I only have to walk for less than 10 minutes out of the farmhouse through summer to be able to see/hear curlews, lapwings, skylarks, grouse, golden plover and meadow pipits.

We have a huge amount of hares, rabbits , shrews, voles, field mice, stoats and weasels - the ground this summer has practically pulsed with movement from small rodents, frogs and toads.

There are obviously also all the other animals that we are less keen on due to their numbers being unsustainably high as predators - badgers, foxes, crows, gulls, buzzards (so so many buzzards).

so we find it very difficult to live amongst all that wildlife and simultaneously be told beef and sheep farmers are responsible for destroying the environment.

Especially when told that by people who have gone vegetarian/vegan for environmental reasons with no apparent idea that plant based farming is significantly more responsible for issues around pesticide use, chemical fertilisers, air miles, and loss of habitat.

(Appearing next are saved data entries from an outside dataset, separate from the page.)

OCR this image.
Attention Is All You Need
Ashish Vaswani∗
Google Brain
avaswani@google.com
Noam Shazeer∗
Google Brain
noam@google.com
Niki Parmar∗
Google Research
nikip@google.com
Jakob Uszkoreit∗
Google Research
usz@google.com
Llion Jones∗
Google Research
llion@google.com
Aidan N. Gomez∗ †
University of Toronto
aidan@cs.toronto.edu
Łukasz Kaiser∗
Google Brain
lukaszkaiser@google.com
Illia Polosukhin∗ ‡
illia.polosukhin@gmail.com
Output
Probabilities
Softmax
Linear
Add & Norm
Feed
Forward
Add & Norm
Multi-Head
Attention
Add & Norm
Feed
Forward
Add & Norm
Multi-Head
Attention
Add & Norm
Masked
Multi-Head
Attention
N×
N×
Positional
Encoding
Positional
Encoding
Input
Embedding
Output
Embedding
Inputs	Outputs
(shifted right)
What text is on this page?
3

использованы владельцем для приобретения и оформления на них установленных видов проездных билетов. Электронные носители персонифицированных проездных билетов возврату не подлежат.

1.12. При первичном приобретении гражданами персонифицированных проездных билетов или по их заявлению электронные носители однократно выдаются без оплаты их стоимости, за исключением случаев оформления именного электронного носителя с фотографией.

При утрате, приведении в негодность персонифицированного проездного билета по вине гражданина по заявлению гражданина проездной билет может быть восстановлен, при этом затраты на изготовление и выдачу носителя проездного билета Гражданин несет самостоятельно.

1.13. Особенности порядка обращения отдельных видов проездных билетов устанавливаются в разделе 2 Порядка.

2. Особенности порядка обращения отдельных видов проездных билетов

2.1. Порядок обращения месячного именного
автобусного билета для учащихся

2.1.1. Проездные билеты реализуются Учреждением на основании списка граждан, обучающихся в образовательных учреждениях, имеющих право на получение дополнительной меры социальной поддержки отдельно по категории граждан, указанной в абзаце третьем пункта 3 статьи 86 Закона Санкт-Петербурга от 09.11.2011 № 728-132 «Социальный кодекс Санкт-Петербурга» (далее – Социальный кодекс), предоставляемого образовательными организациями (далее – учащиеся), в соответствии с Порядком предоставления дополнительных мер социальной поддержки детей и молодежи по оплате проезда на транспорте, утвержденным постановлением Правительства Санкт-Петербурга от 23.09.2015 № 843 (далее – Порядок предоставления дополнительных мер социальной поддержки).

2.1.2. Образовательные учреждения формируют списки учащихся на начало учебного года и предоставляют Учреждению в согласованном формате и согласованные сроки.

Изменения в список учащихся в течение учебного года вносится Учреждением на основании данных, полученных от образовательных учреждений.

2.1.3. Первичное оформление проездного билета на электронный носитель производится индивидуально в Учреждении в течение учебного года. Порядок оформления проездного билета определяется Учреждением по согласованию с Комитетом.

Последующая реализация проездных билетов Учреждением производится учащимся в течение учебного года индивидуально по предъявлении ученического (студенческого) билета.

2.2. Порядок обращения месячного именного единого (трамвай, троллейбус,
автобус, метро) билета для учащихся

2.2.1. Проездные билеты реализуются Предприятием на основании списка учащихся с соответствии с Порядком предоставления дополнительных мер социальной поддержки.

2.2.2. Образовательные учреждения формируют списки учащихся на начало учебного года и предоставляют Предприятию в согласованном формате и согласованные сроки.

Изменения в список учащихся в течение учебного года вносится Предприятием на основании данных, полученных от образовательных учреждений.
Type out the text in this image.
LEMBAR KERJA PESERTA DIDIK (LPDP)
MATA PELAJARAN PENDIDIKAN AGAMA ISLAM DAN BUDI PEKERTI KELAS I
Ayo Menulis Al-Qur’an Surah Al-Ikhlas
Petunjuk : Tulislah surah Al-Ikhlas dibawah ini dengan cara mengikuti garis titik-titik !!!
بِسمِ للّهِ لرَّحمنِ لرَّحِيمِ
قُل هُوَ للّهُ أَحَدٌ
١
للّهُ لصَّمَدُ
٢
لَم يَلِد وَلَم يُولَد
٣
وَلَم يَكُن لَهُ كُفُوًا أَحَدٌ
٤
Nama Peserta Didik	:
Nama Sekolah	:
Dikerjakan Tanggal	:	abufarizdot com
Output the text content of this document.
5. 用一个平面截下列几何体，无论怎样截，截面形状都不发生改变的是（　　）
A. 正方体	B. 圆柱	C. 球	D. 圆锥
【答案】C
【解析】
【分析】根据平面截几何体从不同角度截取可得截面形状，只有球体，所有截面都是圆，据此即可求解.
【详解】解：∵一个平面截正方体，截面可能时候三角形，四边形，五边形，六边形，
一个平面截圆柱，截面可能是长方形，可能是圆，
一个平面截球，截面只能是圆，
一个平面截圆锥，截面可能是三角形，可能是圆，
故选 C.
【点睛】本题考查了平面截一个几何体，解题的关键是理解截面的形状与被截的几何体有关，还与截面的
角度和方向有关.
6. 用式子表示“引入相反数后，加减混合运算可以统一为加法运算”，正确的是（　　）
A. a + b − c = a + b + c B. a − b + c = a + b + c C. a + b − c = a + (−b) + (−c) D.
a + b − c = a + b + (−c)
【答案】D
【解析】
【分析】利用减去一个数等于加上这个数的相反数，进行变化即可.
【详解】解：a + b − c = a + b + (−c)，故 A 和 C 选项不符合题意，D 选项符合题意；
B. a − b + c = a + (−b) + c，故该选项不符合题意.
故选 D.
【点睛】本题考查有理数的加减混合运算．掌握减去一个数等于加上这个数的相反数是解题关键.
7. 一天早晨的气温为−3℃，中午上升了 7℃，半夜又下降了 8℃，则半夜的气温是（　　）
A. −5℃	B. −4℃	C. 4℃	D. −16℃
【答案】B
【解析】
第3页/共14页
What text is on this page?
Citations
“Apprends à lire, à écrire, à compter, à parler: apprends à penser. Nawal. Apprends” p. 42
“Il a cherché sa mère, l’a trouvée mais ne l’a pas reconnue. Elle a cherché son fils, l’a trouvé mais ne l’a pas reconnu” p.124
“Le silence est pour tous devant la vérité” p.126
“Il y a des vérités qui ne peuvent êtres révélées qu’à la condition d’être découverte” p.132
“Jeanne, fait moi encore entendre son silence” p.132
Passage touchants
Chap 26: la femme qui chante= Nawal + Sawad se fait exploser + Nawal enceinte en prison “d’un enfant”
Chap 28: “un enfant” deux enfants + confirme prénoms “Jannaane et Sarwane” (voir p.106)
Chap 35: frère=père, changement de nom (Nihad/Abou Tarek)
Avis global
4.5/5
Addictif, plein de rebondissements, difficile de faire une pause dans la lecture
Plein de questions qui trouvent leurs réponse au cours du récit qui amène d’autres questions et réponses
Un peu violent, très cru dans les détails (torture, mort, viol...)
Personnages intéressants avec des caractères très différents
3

I agree with you completely! I breed a few sheep, keep chickens and cross graze my horses’ field with cows and we have an abundance of wildlife here. Not noticed most of the species in towns and cities though, apart from foxes and rats of course. There’s an astonishing amount of ignorance these days when most of the population is divorced from the reality of agriculture. It’s sad really because they’ll miss the countryside as it currently exists when it’s gone.